Center of attention
The team is seemingly set, save for one very key position: Center field.
New York has two primary options at this point: Melky Cabrera and Brett Gardner. Of course, Johnny Damon or Nick Swisher could be used as emergency options, but they are better served in left and right field, respectively.
To say Cabrera's 2008 was disappointing would be an understatement of massive proportions. He regressed in every category (His raw batting line went from .273/.327/.718 to .249/301/.642) and earned himself a demotion to Triple-A Scranton/Wilkes-Barre on Aug. 15. The problems that cropped up in an otherwise successful 2007 (lack of hustle, overaggressiveness at the plate, sliding into first base) multiplied in 2008, leaving manager Joe Girardi with virtually no choice but to explore other options.
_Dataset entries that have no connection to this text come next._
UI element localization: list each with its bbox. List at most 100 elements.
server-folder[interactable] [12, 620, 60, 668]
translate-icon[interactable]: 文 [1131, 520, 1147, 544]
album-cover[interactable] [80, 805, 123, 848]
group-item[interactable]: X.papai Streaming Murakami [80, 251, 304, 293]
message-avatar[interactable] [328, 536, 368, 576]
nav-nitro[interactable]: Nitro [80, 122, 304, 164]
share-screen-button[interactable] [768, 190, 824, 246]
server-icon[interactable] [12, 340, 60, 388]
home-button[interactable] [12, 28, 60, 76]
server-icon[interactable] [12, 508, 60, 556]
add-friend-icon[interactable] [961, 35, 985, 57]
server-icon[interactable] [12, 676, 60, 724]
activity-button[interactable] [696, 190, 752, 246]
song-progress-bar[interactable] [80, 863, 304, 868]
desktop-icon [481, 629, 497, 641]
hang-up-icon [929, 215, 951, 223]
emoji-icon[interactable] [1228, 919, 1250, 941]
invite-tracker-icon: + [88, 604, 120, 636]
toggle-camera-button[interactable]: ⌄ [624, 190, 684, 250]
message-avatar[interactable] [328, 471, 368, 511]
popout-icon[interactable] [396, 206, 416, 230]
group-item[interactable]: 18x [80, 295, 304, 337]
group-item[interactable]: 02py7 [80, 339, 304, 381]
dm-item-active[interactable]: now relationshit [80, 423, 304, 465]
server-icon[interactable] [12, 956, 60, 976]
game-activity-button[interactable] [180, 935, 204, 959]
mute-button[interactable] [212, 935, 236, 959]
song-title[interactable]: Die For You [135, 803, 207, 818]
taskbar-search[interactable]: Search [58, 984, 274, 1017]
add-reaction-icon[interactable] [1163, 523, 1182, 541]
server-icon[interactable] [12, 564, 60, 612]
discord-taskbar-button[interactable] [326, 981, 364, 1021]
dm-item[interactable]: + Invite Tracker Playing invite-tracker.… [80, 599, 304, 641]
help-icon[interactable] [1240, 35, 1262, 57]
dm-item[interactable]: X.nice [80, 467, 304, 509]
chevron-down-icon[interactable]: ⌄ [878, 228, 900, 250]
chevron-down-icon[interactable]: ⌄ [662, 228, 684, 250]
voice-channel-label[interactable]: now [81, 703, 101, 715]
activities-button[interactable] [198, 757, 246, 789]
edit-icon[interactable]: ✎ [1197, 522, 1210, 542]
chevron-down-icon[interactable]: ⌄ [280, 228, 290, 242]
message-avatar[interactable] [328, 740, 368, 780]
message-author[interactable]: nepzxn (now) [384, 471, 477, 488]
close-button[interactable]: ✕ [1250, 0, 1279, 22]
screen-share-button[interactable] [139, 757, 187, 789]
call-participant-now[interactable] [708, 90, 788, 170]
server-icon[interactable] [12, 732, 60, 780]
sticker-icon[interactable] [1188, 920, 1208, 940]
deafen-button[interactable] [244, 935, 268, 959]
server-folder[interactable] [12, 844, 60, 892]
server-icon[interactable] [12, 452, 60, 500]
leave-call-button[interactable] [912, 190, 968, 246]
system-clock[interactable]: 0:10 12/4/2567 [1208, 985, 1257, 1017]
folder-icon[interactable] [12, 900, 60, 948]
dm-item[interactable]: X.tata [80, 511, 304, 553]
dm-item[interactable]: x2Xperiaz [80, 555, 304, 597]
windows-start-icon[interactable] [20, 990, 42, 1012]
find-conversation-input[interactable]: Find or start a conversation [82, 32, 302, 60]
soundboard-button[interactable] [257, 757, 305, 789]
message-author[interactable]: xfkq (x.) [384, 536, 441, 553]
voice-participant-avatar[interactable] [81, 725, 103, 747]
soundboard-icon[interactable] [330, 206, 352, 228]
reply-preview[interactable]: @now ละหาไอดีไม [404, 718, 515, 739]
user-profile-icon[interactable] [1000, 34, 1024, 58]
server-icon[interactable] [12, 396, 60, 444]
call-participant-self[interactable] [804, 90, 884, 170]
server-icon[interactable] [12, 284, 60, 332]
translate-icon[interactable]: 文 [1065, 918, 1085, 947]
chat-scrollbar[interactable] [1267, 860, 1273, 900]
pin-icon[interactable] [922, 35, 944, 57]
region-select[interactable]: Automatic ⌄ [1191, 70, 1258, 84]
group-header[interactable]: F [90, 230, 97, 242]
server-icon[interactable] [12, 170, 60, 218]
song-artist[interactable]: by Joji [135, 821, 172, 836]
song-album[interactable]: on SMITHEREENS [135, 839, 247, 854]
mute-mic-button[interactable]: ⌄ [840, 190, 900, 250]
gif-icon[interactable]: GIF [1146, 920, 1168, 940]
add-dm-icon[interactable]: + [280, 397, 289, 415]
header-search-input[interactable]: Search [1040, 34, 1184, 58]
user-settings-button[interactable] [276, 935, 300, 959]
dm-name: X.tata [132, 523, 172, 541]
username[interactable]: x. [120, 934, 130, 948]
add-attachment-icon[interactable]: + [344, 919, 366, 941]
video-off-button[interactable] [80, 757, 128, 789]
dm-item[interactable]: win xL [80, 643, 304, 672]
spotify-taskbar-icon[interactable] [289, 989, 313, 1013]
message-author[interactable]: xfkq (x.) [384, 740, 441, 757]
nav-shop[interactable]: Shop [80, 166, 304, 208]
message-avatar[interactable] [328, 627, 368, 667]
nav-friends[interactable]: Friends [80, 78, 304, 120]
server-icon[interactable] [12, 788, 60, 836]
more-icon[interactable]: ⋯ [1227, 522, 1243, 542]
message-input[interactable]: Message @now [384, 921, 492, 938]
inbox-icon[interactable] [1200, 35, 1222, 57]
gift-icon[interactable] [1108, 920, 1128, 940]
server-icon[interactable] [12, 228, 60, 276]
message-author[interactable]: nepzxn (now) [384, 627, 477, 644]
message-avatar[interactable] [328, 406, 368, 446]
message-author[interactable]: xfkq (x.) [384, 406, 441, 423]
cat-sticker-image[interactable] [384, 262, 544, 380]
The option, in this case, was Gardner, a high-OBP hitter with oodles of speed. In his 127 AB with New York, he was just mediocre, posting a line of .228/.283/.582. He did, however, have 13 stolen bases in that time, as well as two walk-off hits. He also ended the season hot, going 10 for his last 29, including three multi-hit games during a six-game hitting streak to close out 2008.
In my view, the answer is Gardner and the reason is the aforementioned speed. Batting Gardner at the bottom of the lineup would, in effect, give Girardi back-to-back leadoff men in front of Teixeira, Alex Rodriguez, Jorge Posada, Robinson Cano and Hideki Matsui. The increased RBI opportunities for the big boys should lead to an improved offensive output.
The speed also gives him plus range in center field, which should improve as he learns the intricacies of the position. His arm is already decent, as his five assists in 2008 exhibit.
If given a chance, I think Gardner can be a viable everyday option center field, and certainly an adequate-at-worst stopgap until Austin Jackson arrives next season.